L'élite du Parti républicain regarderait avec beaucoup d'inquiétude l'ascension de Santorum, craignant de le voir éclipser le favori Mitt Romney. L'ancien gouverneur du Massachusetts reste pour le moment en tête des primaires, puisqu'il a obtenu le plus grand nombre des délégués qui désigneront le candidat républicain à la présidentielle lors de la convention du parti en Floride, à la fin du mois d'août.

Mitt Romney, multimillionnaire, possède en outre un très net avantage financier et une solide organisation de campagne. Mais sa candidature est loin de faire l'unanimité dans le camp républicain, qui lui reproche d'avoir pris dans le passé des positions peu orthodoxes sur des sujets sensibles comme l'avortement.

À l'inverse, parmi les candidats en tête des primaires républicaines, Rick Santorum, jeune quinquagénaire père de sept enfants, est sans doute le plus conservateur depuis Barry Goldwater, en 1964. Et c'est peut-être ce qui préoccupe l'establishment du Grand Old Party, qui garde en mémoire la cuisante défaite de ce candidat. Non seulement avait-il été écrasé par le démocrate Lyndon Johnson, mais les candidats républicains au Congrès avaient beaucoup pâti de sa performance.

Pour le moment, Santorum n'a manifestement pas l'intention de se positionner plus au centre. Il faut dire qu'avec l'embellie en vue pour l'économie américaine et la remontée de la popularité de Barack Obama, le débat des primaires républicaines s'est beaucoup déplacé de l'économie vers les questions de société.

Après avoir battu Mitt Romney dans trois États — le Minnesota, le Colorado et le Missouri — le 7 février, Rick Santorum, farouche adversaire du droit à l'avortement et du mariage homosexuel, a récemment dépassé son rival dans les sondages nationaux menés auprès des électeurs républicains. Et plusieurs autres le donnent désormais en tête dans le Michigan, l'État natal de Romney, où son père a déjà été gouverneur.

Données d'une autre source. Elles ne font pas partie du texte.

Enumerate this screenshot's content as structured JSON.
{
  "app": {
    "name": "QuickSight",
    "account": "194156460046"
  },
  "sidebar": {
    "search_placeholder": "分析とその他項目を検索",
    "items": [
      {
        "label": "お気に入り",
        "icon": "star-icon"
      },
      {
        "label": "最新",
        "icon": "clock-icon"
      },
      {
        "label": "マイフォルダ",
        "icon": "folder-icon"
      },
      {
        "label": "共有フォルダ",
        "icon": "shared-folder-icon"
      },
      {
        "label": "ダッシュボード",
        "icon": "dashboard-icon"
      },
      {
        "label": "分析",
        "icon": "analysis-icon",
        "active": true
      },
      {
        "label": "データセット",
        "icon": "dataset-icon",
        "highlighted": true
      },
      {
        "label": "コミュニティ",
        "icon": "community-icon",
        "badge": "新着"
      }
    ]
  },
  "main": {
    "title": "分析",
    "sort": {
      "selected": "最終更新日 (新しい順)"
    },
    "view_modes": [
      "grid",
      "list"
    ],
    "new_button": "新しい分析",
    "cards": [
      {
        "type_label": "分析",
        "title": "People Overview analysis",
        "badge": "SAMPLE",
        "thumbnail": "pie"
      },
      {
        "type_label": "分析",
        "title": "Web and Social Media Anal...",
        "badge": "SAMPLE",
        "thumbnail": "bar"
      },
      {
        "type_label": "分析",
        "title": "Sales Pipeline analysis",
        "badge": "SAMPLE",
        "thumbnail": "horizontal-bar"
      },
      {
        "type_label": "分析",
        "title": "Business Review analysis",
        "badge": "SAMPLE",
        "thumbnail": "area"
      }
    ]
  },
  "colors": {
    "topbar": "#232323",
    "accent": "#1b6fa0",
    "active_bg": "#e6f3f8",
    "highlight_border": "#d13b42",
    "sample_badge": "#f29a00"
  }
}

Après une pause dans le calendrier, les scrutins du Michigan et de l'Arizona le 28 février vont relancer les primaires avant le «super mardi» du 6 mars et ses dix États en jeu.

Fort de ses victoires, Rick Santorum essaie de s'imposer comme le futur adversaire de Barack Obama le 6 novembre prochain. Il s'est attaqué récemment au président démocrate sortant, tentant visiblement de se présenter comme la principale option conservatrice à Mitt Romney et de se distancer de l'ancien président de la Chambre des représentants Newt Gingrich et du Texan Ron Paul. Il courtise ainsi les électeurs religieux et les adeptes du mouvement ultra-conservateur du Tea Party, opposés aux impôts et partisans de la réduction de la taille du gouvernement.

Dans l'Ohio, l'un des États du «super mardi», Rick Santorum a ainsi lancé le week-end dernier que le programme du président reposait sur «une espèce de théologie bidon, pas une théologie fondée sur la Bible». Alors que l'équipe de campagne de Barack Obama ripostait, il s'est défendu le lendemain de «mettre en doute la foi du président».

«Je pense que le président est un chrétien», a-t-il assuré. «Je parle de sa vision du monde et de la façon dont il aborde les problèmes dans ce pays», a-t-il expliqué, jugeant qu'elles étaient différentes de celles de la plupart des Américains.

Pour se justifier, il a affirmé que le chef de la Maison-Blanche essayait de promouvoir les idées des «écologistes radicaux» qui, a-t-il dit, s'opposent à une plus grande utilisation des ressources naturelles du pays car ils pensent que «l'homme est ici-bas pour servir la nature». Santorum a aussi estimé que le président encourageait les avortements en demandant que les assureurs remboursent les tests prénataux.